Grâce à ces salons de l'emploi, nous aidons des travailleurs qualifiés francophones ou bilingues à établir un contact avec des employeurs partout au Canada. Cela nous permettra non seulement de nous assurer que notre système d'immigration stimule la croissance économique au Canada, mais appuiera et renforcera également les communautés francophones en situation minoritaire dans l'ensemble du pays.

Nous saluons de nouveau les efforts des partenaires internationaux, comme la revue d'actualités française L'Express. Le numéro de juillet-août 2013 était entièrement consacré à la réussite au Canada, pour ceux qui pensent en faire partie. On y mettait en lumière notre caractère national, on expliquait aux lecteurs ce qu'ils doivent savoir avant de venir ici et on soulignait les possibilités offertes aux francophones du Québec et de l'ensemble du Canada.

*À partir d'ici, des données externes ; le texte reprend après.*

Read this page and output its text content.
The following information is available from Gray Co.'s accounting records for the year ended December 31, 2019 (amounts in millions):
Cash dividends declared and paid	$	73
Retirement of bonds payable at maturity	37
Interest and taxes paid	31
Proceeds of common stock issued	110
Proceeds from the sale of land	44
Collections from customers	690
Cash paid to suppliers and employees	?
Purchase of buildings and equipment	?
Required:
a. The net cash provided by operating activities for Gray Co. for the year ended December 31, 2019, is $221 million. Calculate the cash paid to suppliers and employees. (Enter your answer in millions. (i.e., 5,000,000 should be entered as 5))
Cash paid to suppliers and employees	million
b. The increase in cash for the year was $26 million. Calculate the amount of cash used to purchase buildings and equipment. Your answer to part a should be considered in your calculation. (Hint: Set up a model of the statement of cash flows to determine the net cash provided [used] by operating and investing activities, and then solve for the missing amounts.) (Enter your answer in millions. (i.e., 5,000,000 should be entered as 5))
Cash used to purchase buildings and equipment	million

Il vaut la peine de souligner jusqu'à quel point la publicité, comme voie d'influence à l'étranger, peut avoir un impact sur la décision de jeunes gens de partout dans le monde de venir au Canada. Cela a toujours fait partie de nos programmes d'immigration, et dans l'ère de 2014 où les gens sont sous l'influence des médias à tous les niveaux, la publicité continue à jouer un rôle très important.

[Traduction]

Mentionnons que les jeunes citoyens belges, français et suisses peuvent présenter une demande pour voyager et travailler au Canada dans le cadre du programme Expérience internationale Canada, ou EIC, une initiative sur la mobilité des jeunes. Parmi les 32 ententes que le Canada a conclues avec les pays partenaires du programme EIC, celle de la France est la plus importante. Un total de près de 14 000 visas étaient disponibles en 2014 pour les citoyens français qui désiraient venir au Canada dans les catégories Vacances-travail, Jeunes professionnels et Stage coop international du programme.

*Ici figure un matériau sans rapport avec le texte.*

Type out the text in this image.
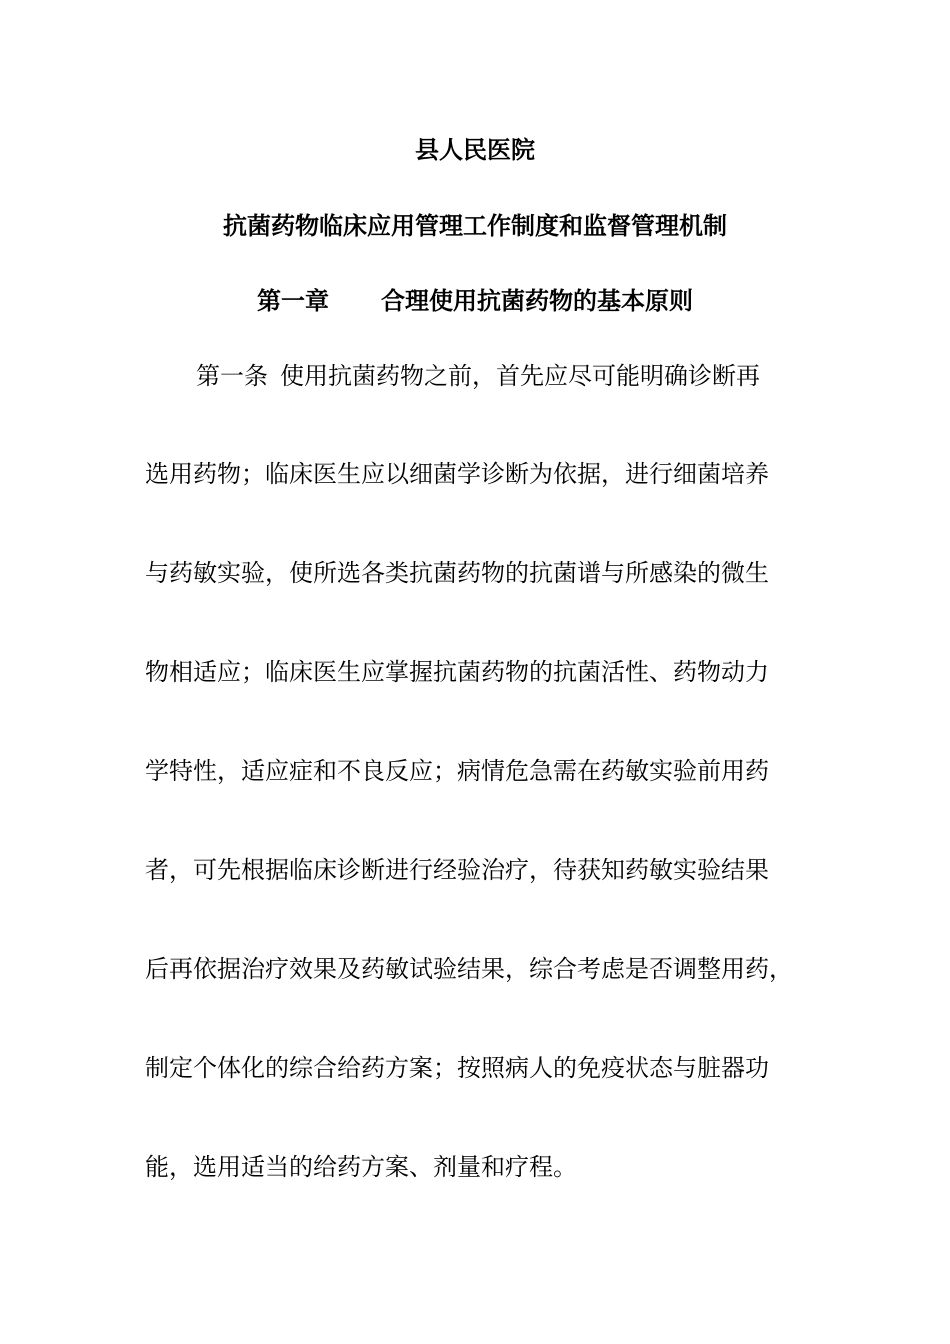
县人民医院
抗菌药物临床应用管理工作制度和监督管理机制
第一章 合理使用抗菌药物的基本原则
第一条 使用抗菌药物之前，首先应尽可能明确诊断再
选用药物；临床医生应以细菌学诊断为依据，进行细菌培养
与药敏实验，使所选各类抗菌药物的抗菌谱与所感染的微生
物相适应；临床医生应掌握抗菌药物的抗菌活性、药物动力
学特性，适应症和不良反应；病情危急需在药敏实验前用药
者，可先根据临床诊断进行经验治疗，待获知药敏实验结果
后再依据治疗效果及药敏试验结果，综合考虑是否调整用药，
制定个体化的综合给药方案；按照病人的免疫状态与脏器功
能，选用适当的给药方案、剂量和疗程。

En passant, je signale que, la dernière fois où nous avons grandement augmenté le nombre de participants admis, il n'a fallu que 20 minutes pour combler toutes les places. Si le programme est aussi populaire en France, de même que dans d'autres pays, c'est en raison de la qualité de l'expérience vécue par les participants. Les étudiants étrangers de l'ensemble de la francophonie peuvent également présenter une demande pour étudier dans des établissements d'enseignement postsecondaires. Ils peuvent travailler sur le campus et à l'extérieur du campus pendant l'année scolaire et, une fois diplômés, obtenir un permis de travail au Canada.

[Français]

Ceux qui acquièrent une expérience de travail qualifié d'au moins un an peuvent présenter une demande pour rester au Canada en permanence dans le cadre de la catégorie de l'expérience canadienne.

Les participants à ce programme français, par exemple, sont de plus en plus nombreux à devenir des immigrants au Canada. Avec des dizaines de milliers d'étudiants étrangers inscrits dans des établissements postsecondaires dans l'ensemble du Canada, la catégorie de l'expérience canadienne est une autre voie formidable que peuvent utiliser les communautés francophones en situation minoritaire pour attirer des nouveaux arrivants.

De plus, ainsi qu'il était indiqué dans le récent discours du Trône, le gouvernement adoptera un nouveau modèle de recrutement qui permettra de sélectionner les immigrants en fonction des compétences et des qualités recherchées par les employeurs canadiens et le marché du travail, qui sont liées à la réussite économique des immigrants une fois ceux-ci arrivés au Canada. Ce nouveau système se nommera Entrée express, et le besoin de miser sur nos deux langues officielles, mais plus particulièrement, sur la croissance du français à l'extérieur du Canada dans nos courants d'immigration, jouera un rôle essentiel dans la mise en œuvre de ce nouveau système.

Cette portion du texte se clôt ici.